Melansir dari Channel News Asia, harga minyak mentah kontrak berjangka Brent untuk pengiriman November turun sebanyak 21 sen menjadi 95,17 dolar AS per barel, sementara brent pengiriman Desember turun 10 sen menjadi 93,00 dolar AS per barel.
Penurunan serupa juga terjadi pada minyak mentah West Texas Intermediate (WTI) AS yang turun 8 sen dikisaran harga 91,63 dolar AS per barel.

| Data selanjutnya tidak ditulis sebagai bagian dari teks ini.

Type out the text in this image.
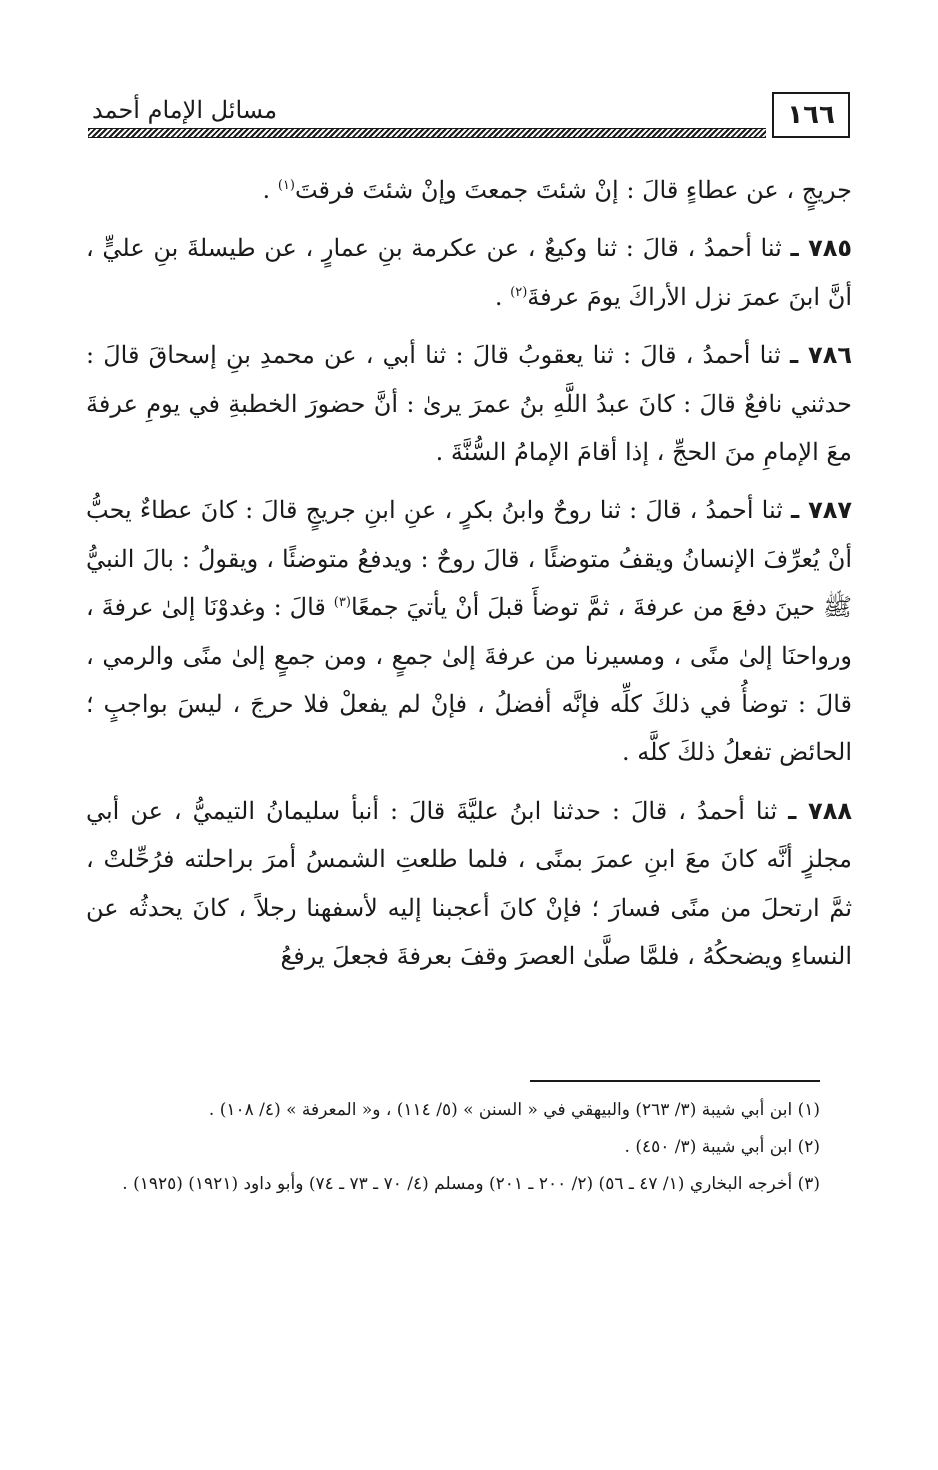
١٦٦
مسائل الإمام أحمد

جريجٍ ، عن عطاءٍ قالَ : إنْ شئتَ جمعتَ وإنْ شئتَ فرقتَ$^{(١)}$ .

٧٨٥ ـ ثنا أحمدُ ، قالَ : ثنا وكيعٌ ، عن عكرمة بنِ عمارٍ ، عن طيسلةَ بنِ عليٍّ ، أنَّ ابنَ عمرَ نزل الأراكَ يومَ عرفةَ$^{(٢)}$ .

٧٨٦ ـ ثنا أحمدُ ، قالَ : ثنا يعقوبُ قالَ : ثنا أبي ، عن محمدِ بنِ إسحاقَ قالَ : حدثني نافعٌ قالَ : كانَ عبدُ اللَّهِ بنُ عمرَ يرىٰ : أنَّ حضورَ الخطبةِ في يومِ عرفةَ معَ الإمامِ منَ الحجِّ ، إذا أقامَ الإمامُ السُّنَّةَ .

٧٨٧ ـ ثنا أحمدُ ، قالَ : ثنا روحٌ وابنُ بكرٍ ، عنِ ابنِ جريجٍ قالَ : كانَ عطاءٌ يحبُّ أنْ يُعرِّفَ الإنسانُ ويقفُ متوضئًا ، قالَ روحٌ : ويدفعُ متوضئًا ، ويقولُ : بالَ النبيُّ ﷺ حينَ دفعَ من عرفةَ ، ثمَّ توضأَ قبلَ أنْ يأتيَ جمعًا$^{(٣)}$ قالَ : وغدوْنَا إلىٰ عرفةَ ، ورواحنَا إلىٰ منًى ، ومسيرنا من عرفةَ إلىٰ جمعٍ ، ومن جمعٍ إلىٰ منًى والرمي ، قالَ : توضأُ في ذلكَ كلِّه فإنَّه أفضلُ ، فإنْ لم يفعلْ فلا حرجَ ، ليسَ بواجبٍ ؛ الحائض تفعلُ ذلكَ كلَّه .

٧٨٨ ـ ثنا أحمدُ ، قالَ : حدثنا ابنُ عليَّةَ قالَ : أنبأ سليمانُ التيميُّ ، عن أبي مجلزٍ أنَّه كانَ معَ ابنِ عمرَ بمنًى ، فلما طلعتِ الشمسُ أمرَ براحلته فرُحِّلتْ ، ثمَّ ارتحلَ من منًى فسارَ ؛ فإنْ كانَ أعجبنا إليه لأسفهنا رجلاً ، كانَ يحدثُه عن النساءِ ويضحكُهُ ، فلمَّا صلَّىٰ العصرَ وقفَ بعرفةَ فجعلَ يرفعُ

(١) ابن أبي شيبة (٣/ ٢٦٣) والبيهقي في « السنن » (٥/ ١١٤) ، و« المعرفة » (٤/ ١٠٨) .

(٢) ابن أبي شيبة (٣/ ٤٥٠) .

(٣) أخرجه البخاري (١/ ٤٧ ـ ٥٦) (٢/ ٢٠٠ ـ ٢٠١) ومسلم (٤/ ٧٠ ـ ٧٣ ـ ٧٤) وأبو داود (١٩٢١) (١٩٢٥) .
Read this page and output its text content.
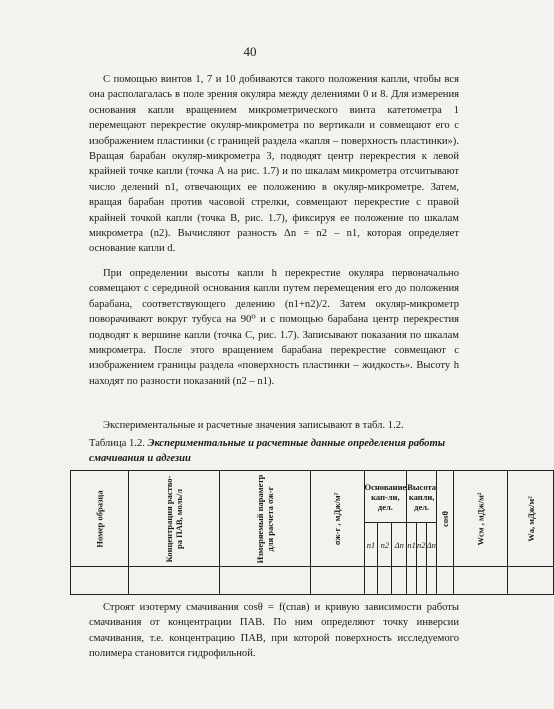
40

С помощью винтов 1, 7 и 10 добиваются такого положения капли, чтобы вся она располагалась в поле зрения окуляра между делениями 0 и 8. Для измерения основания капли вращением микрометрического винта катетометра 1 перемещают перекрестие окуляр-микрометра по вертикали и совмещают его с изображением пластинки (с границей раздела «капля – поверхность пластинки»). Вращая барабан окуляр-микрометра 3, подводят центр перекрестия к левой крайней точке капли (точка А на рис. 1.7) и по шкалам микрометра отсчитывают число делений n1, отвечающих ее положению в окуляр-микрометре. Затем, вращая барабан против часовой стрелки, совмещают перекрестие с правой крайней точкой капли (точка В, рис. 1.7), фиксируя ее положение по шкалам микрометра (n2). Вычисляют разность Δn = n2 – n1, которая определяет основание капли d.

При определении высоты капли h перекрестие окуляра первоначально совмещают с серединой основания капли путем перемещения его до положения барабана, соответствующего делению (n1+n2)/2. Затем окуляр-микрометр поворачивают вокруг тубуса на 90⁰ и с помощью барабана центр перекрестия подводят к вершине капли (точка С, рис. 1.7). Записывают показания по шкалам микрометра. После этого вращением барабана перекрестие совмещают с изображением границы раздела «поверхность пластинки – жидкость». Высоту h находят по разности показаний (n2 – n1).

Экспериментальные и расчетные значения записывают в табл. 1.2.

Таблица 1.2. Экспериментальные и расчетные данные определения работы смачивания и адгезии
Номер образца	Концентрация раство-ра ПАВ, моль/л	Измеряемый параметр для расчета σж-г	σж-г , мДж/м²	Основание кап-ли, дел.			Высота капли, дел.			cosθ	Wсм , мДж/м²	Wа, мДж/м²

				n1	n2	Δn	n1	n2	Δn			

Строят изотерму смачивания cosθ = f(cпав) и кривую зависимости работы смачивания от концентрации ПАВ. По ним определяют точку инверсии смачивания, т.е. концентрацию ПАВ, при которой поверхность исследуемого полимера становится гидрофильной.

Baca juga: Harga Minyak Dunia Sentuh 95 Dolar AS Per Barel, Sri Mulyani Ungkap Penyebabnya
Anjloknya harga minyak Brent dan WTI di pasar global terjadi setelah para pedagang melakukan aksi taking profit.
Penurunan ini lantas menjadi angin segar bagi para investor pasar global yang beberapa pekan terakhir dihantui ancaman inflasi dan kenaikan suku bunga The Fed akibat lonjakan harga minyak diatas 100 dlar per barel.
“Harga minyak telah turun sekitar 1 persen pada Kamis, meredakan kekhawatiran investor terkait ancaman kenaikan suku bunga tinggi yang kemungkinan akan semakin memberikan tekanan pada permintaan minyak,” jelas National Australia Bank dalam sebuah catatan.
Sebelum mengalami penurunan, harga minyak mentah yang dijual di pasar global sempat mengalami lonjakan harga yang tajam. Seperti harga minyak Brent dibanderol naik 97,69 dolar AS, tertinggi sejak November 2022. Sedangkan minyak WTI naik ke level tertinggi sejak Agustus 2022 di 95,03 dolar AS per barel.
Analis ekonom ANZ Research menyebut penguatan harga di pekan lalu terjadi karena perdagangan pasar global kembali fokus pada ekspektasi pasokan minyak mentah yang terus menyusut, akibat pemangkasan pasokan minyak mentah yang dilakukan sejumlah negara produsen minyak OPEC+.
Termasuk Arab Saudi yang memangkas ekspor minyak global sebesar 1 juta barel per hari (bpd), dengan dalih untuk menjaga stabilitas pasokan minyak dalam negeri. Langkah serupa juga dilakukan Rusia, produsen minyak terbesar ketiga dunia ini yang memberlakukan kebijakan pemangkasan ekspor minyak sebesar 500.000 barel per hari di Agustus dan 300.000 barel per hari di September
Buntut pengetatan yang dilakukan Arab Saudi dan Rusia, cadangan minyak di kilang Amerika terus mengalami penurunan stok hingga berada di level terendah yakni anjlok dikisaran 422,9 juta barel.
Tekanan tersebut yang kemudian membuat para investor memperketat peredaran minyak di pasaran. Hingga harga minyak melesat ke puncak tertinggi dan memicu lonjakan inflasi di sejumlah negara termasuk Amerika.